It’s official: Democratic Presidential candidate Joe Biden has tapped former Secretary of State and failed presidential candidate Hillary Clinton as his Attorney General.
In a virtual news conference announcing the appointment Biden praised Mrs. Clinton, saying she is “the single most qualified individual to lead the Justice Department since Janet Reno held the position during the Clinton administration. She will be my point person to restore law and order in this country and, more importantly, faith in our justice system.”
Biden transition team spokesperson Joe Barron explained in more detail why Mrs. Clinton was chosen:
“Look, she is the most investigated person in the history of this country, period. Benghazi, Whitewater, Pizzagate, her missing emails, you name it. She has endured dozens and dozens of lawsuits and congressional hearings, yet nothing has ever stuck.
She’s literally a Teflon Donna.
This makes her one of the most successful defense lawyers this country has ever seen. She will be ready on day one not only to defend the Biden Administration’s policies and initiatives, but also to aggressively pursue criminal investigations into the current administration once it leaves office.”

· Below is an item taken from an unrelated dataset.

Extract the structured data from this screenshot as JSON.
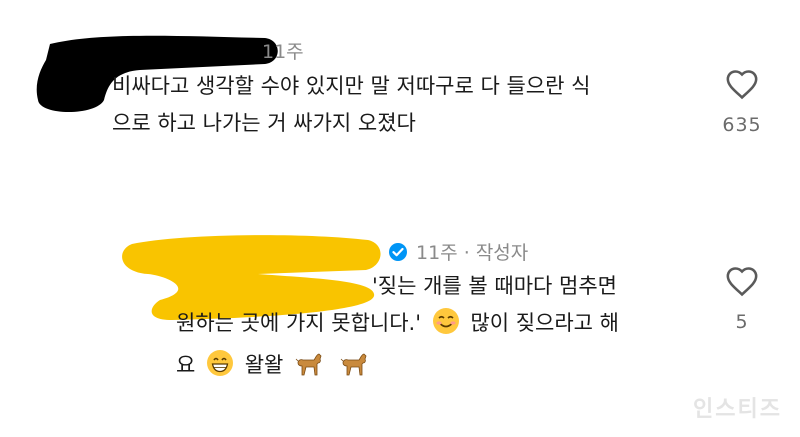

Asked whether her appointment as Attorney General would invite criticism given her past, Mr. Barron added:
“Are you kidding me? We all know what happens to her critics. I don’t think anyone is going to have the guts to stand up to her.
If they know what’s good for them, that is. And that’s exactly the kind of person that Joe Biden is looking for: an enforcer. Anyone in the current administration that has committed a crime – and there are many – should be shaking in their boots.”

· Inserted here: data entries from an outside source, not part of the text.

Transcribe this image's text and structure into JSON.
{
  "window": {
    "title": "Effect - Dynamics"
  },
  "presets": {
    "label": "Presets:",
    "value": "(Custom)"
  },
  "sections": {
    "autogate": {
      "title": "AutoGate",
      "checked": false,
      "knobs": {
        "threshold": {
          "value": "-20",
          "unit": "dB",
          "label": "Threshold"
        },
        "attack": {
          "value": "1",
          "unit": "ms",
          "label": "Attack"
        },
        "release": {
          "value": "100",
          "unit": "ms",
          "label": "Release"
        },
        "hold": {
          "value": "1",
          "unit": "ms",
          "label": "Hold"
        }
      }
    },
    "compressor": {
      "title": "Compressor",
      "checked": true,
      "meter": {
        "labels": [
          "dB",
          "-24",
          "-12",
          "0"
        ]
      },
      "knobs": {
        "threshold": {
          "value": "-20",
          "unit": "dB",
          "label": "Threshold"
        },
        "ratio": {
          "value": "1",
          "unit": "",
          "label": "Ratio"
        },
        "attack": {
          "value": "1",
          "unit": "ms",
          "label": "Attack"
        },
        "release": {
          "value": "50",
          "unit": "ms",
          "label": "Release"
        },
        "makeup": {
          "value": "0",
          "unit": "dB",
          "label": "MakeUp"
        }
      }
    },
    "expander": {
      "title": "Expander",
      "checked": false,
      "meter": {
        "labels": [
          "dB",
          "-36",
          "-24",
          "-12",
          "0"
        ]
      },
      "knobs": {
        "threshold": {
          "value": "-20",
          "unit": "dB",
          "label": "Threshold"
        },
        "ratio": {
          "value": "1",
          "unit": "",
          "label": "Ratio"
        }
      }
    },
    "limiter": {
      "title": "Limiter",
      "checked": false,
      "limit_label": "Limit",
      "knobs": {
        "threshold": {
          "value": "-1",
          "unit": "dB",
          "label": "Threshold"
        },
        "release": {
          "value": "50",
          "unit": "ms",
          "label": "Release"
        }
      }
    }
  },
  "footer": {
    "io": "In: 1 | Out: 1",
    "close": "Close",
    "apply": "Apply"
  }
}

We asked multiple officials in the current administration to comment on Mrs. Clinton’s appointment, but all either refused to answer or said they had urgent business to attend to.
The only person we were able to reach was Deputy Assistant Undersecretary to the Chief Counsel of the Acting Supervisor for Internet Bullying Investigations in the DOJ’s Cybercrime Division, Steven Aschenbecher.
Reached at his official executive suite in a run down subsidized housing complex for the indigent that also rents rooms to extremely low-level government employees making minimum wage, Mr. Aschenbecher didn’t mince words:
“We’re all screwed. Hell, I’m screwed. Word has it she’ll be locking us all up and throwing away the key. And that’s if we’re lucky.
Remember what happened to one of our investigators, Kenneth McCormick?
I don’t want to end up like that. So if you could put a good word in for me, I’d appreciate it. I mean, I’m just a little guy. Look at me. I couldn’t hurt a flea if I wanted to. I’m all bark and no bite. I only got this job because they took pity on me so I could say I finally got off of welfare to my three friends.”
If Joe Biden wins the presidency, it certainly looks like Mrs. Clinton will do a lot more than make everyone in the DOJ wear pantsuits. Will her appointment rally Potatriots around the country in support of President Trump? They’d better if they know what’s good for them.